Step 2: Register Verifier
# redteam/cve/verifiers/__init__.py
from .apache import ApacheCVEVerifier
__all__ = [..., "ApacheCVEVerifier"]
Step 3: Add to Config Verification Attack
# redteam/attacks/cve/config_verification.py
from redteam.cve.verifiers import NginxCVEVerifier, PHPCVEVerifier, ApacheCVEVerifier
class ConfigVerificationAttack(Attack):
def __init__(self):
super().__init__()
self._verifiers = []
async def execute(self, client):
self._verifiers = [
NginxCVEVerifier(self._config),
PHPCVEVerifier(self._config),
ApacheCVEVerifier(self._config), # NEW
]
# ... rest of implementation
Testing
Unit Tests
# Test the Nginx parser
python3 test_config_verification.py
Integration Tests
# Test against a known vulnerable configuration
# 1. Set up test nginx instance with vulnerable config
# 2. Run scanner
python3 redteam/runner.py --category cve --target generic
# 3. Verify results show DEFENDED after config verification
Performance
- Overhead: ~100-200ms per CVE verified
- Network Requests: 3-5 per CVE (config endpoint probes)

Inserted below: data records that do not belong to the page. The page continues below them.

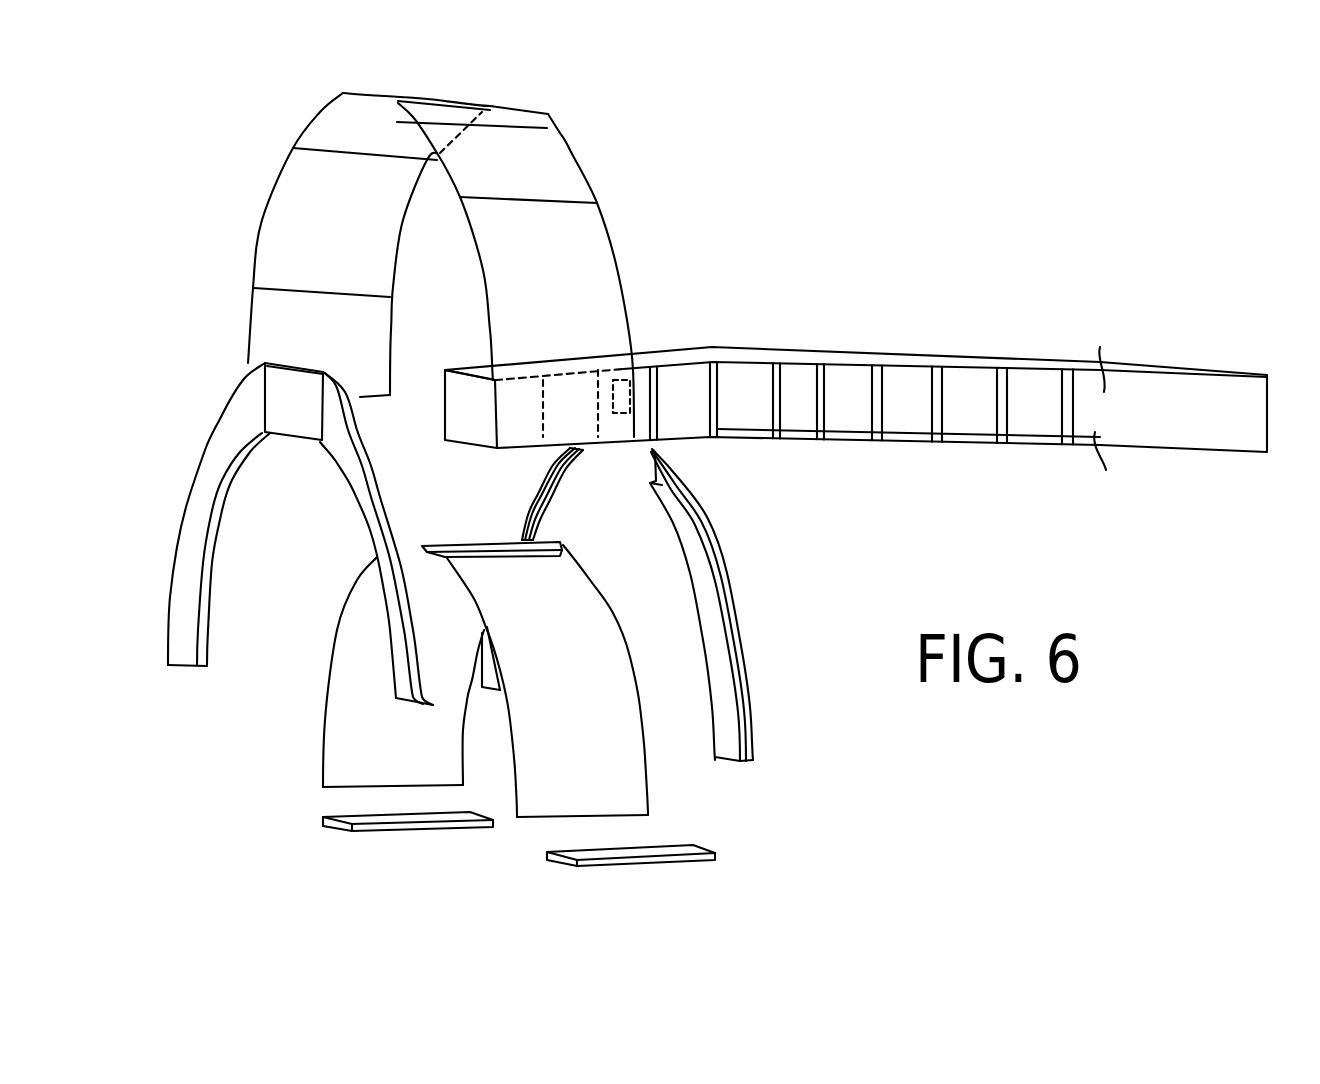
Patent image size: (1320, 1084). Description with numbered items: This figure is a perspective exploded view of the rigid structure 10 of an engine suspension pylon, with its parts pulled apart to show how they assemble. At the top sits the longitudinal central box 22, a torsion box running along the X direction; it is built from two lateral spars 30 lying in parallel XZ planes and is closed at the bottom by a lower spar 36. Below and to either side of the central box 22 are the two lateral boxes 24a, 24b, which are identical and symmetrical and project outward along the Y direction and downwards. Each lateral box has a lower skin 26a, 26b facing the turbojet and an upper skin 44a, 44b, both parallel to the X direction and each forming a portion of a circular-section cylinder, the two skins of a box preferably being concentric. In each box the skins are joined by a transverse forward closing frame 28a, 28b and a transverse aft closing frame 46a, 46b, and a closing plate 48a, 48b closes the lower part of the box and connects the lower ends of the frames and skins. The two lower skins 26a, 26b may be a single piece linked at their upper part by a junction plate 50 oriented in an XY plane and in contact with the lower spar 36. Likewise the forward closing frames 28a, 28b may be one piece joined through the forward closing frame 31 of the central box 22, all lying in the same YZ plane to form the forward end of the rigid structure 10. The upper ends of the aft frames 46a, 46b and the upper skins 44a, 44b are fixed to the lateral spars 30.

The rigid structure 10 is at (1062, 265).
The longitudinal central box 22 is at (920, 356).
The lateral spars 30 is at (1165, 366).
The lower spar 36 is at (466, 446).
The lateral box 24a is at (500, 862).
The lateral box 24b is at (196, 240).
The lower skin 26a is at (635, 782).
The lower skin 26b is at (325, 718).
The forward closing frame 28a is at (367, 497).
The forward closing frame 28b is at (198, 500).
The forward closing frame 31 is at (285, 403).
The upper skin 44a is at (603, 232).
The upper skin 44b is at (277, 187).
The aft closing frame 46a is at (713, 592).
The aft closing frame 46b is at (538, 498).
The closing plate 48a is at (653, 860).
The closing plate 48b is at (337, 823).
The junction plate 50 is at (465, 543).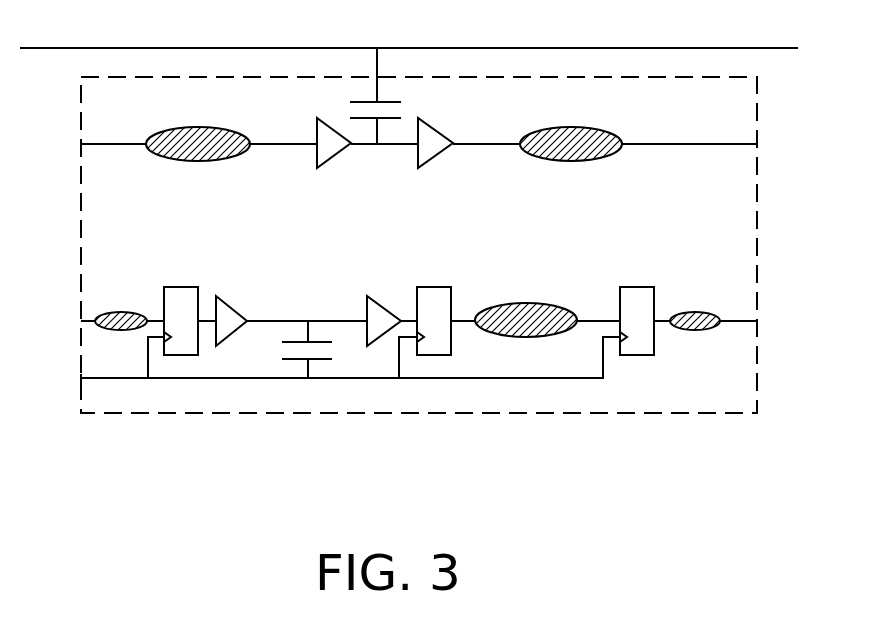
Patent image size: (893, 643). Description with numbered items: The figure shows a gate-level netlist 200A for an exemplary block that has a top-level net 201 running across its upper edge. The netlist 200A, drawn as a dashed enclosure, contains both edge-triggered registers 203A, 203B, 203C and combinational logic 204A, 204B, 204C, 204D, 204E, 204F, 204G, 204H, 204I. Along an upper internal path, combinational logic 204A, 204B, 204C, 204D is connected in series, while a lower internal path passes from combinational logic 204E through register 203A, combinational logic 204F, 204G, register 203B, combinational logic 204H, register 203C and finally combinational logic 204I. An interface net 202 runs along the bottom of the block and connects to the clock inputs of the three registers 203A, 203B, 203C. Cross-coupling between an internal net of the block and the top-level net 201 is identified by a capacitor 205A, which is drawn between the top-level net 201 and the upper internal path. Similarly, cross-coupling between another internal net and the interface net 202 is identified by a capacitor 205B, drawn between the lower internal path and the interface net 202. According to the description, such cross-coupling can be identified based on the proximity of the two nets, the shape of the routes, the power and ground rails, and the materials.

The top-level net 201 is at (409, 25).
The gate-level netlist 200A is at (740, 115).
The interface net 202 is at (350, 360).
The edge-triggered register 203A is at (185, 305).
The edge-triggered register 203B is at (435, 306).
The edge-triggered register 203C is at (640, 307).
The combinational logic 204A is at (198, 159).
The combinational logic 204B is at (326, 158).
The combinational logic 204C is at (433, 158).
The combinational logic 204D is at (571, 161).
The combinational logic 204E is at (121, 308).
The combinational logic 204F is at (247, 314).
The combinational logic 204G is at (375, 308).
The combinational logic 204H is at (526, 300).
The combinational logic 204I is at (695, 337).
The capacitor 205A is at (349, 96).
The capacitor 205B is at (280, 349).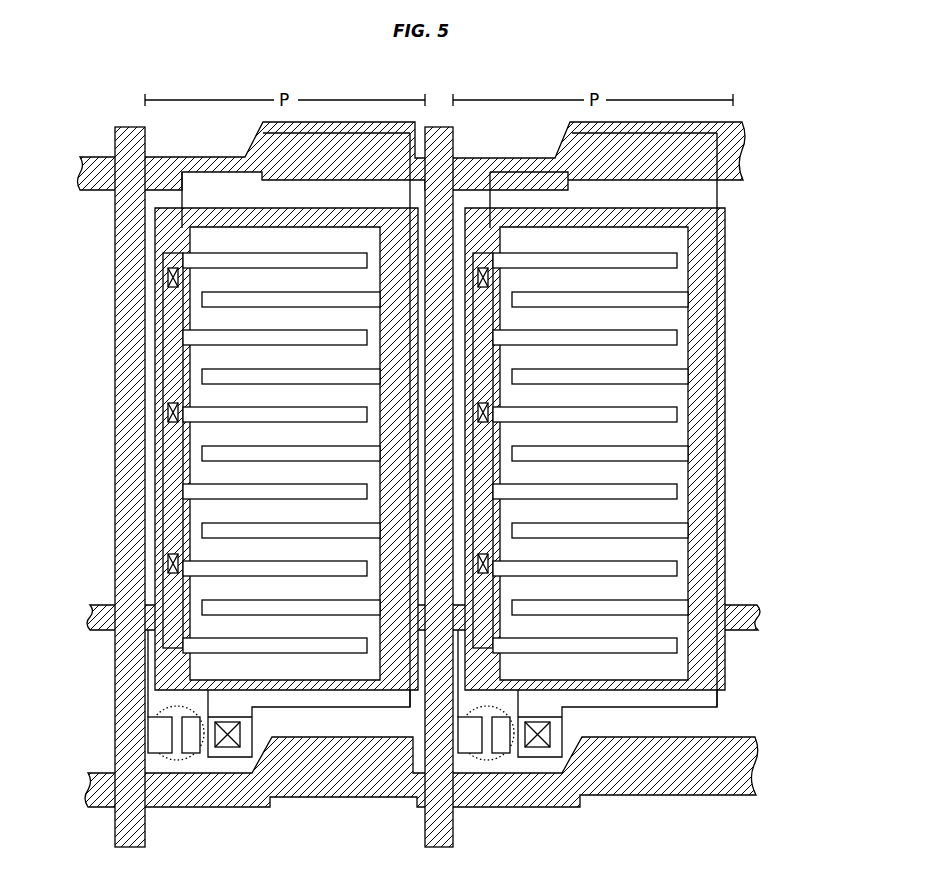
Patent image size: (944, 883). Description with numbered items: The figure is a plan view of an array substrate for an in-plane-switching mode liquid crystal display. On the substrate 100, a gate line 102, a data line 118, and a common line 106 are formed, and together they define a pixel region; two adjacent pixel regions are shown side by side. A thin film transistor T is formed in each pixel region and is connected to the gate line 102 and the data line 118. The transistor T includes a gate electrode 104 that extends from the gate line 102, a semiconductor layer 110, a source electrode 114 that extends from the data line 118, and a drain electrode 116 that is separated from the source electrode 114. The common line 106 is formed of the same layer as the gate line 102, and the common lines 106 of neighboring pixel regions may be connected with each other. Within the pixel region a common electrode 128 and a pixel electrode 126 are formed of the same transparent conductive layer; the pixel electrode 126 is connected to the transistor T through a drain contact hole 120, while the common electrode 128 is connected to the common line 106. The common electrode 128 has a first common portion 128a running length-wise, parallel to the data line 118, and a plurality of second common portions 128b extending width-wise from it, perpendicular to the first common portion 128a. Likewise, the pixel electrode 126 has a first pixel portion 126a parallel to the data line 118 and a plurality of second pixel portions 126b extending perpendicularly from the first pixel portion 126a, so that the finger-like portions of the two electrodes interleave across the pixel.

The substrate 100 is at (805, 784).
The gate line 102 is at (690, 797).
The gate electrode 104 is at (186, 705).
The common line 106 is at (190, 477).
The semiconductor layer 110 is at (178, 757).
The source electrode 114 is at (162, 757).
The drain electrode 116 is at (233, 750).
The data line 118 is at (122, 128).
The drain contact hole 120 is at (250, 723).
The pixel electrode 126 is at (675, 453).
The first pixel portion 126a is at (688, 395).
The second pixel portions 126b is at (670, 364).
The common electrode 128 is at (187, 453).
The first common portion 128a is at (183, 355).
The second common portions 128b is at (206, 326).
The TFT T is at (195, 757).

- Memory: Minimal (configs are parsed and discarded)
Security Considerations
- Passive by Default: Low aggressiveness is safe for production
- No Modification: Verifiers never modify configurations
- Credential-Free: Does not require authentication to config endpoints
- Rate Limiting: Respects existing request throttling
Limitations
- Config Access: Cannot verify if config files are not exposed
- Complex Configs: May not handle advanced nginx includes/imports
- Runtime State: Cannot detect runtime-only mitigations
- Custom Builds: May not account for patched custom builds
Future Enhancements
- More CVE Coverage: Add verifiers for Apache, IIS, etc.
- Remote Config Fetching: SSH/API-based config retrieval
- Auto-Remediation: Generate config patches to fix vulnerabilities
- ML Pattern Detection: Learn from config patterns
- Compliance Mapping: Map CVEs to compliance frameworks
Troubleshooting
Issue: "No CVEs found by previous attacks"
Cause: Config verification runs after CVE attacks. If no CVEs were found, there's nothing to verify.
Solution: Ensure CVE attacks are running and finding vulnerabilities first.
Issue: "Cannot access nginx config for verification"
Cause: Config files are not exposed on common endpoints.
Solution: - Increase aggressiveness (use with caution) - Add custom config endpoints to config.yaml - Accept that verification cannot be performed
Issue: "Verification shows UNVERIFIED"
Cause: Verifier attempted but couldn't access necessary information.
Solution: This is normal when configs are not exposed. The original CVE finding remains valid.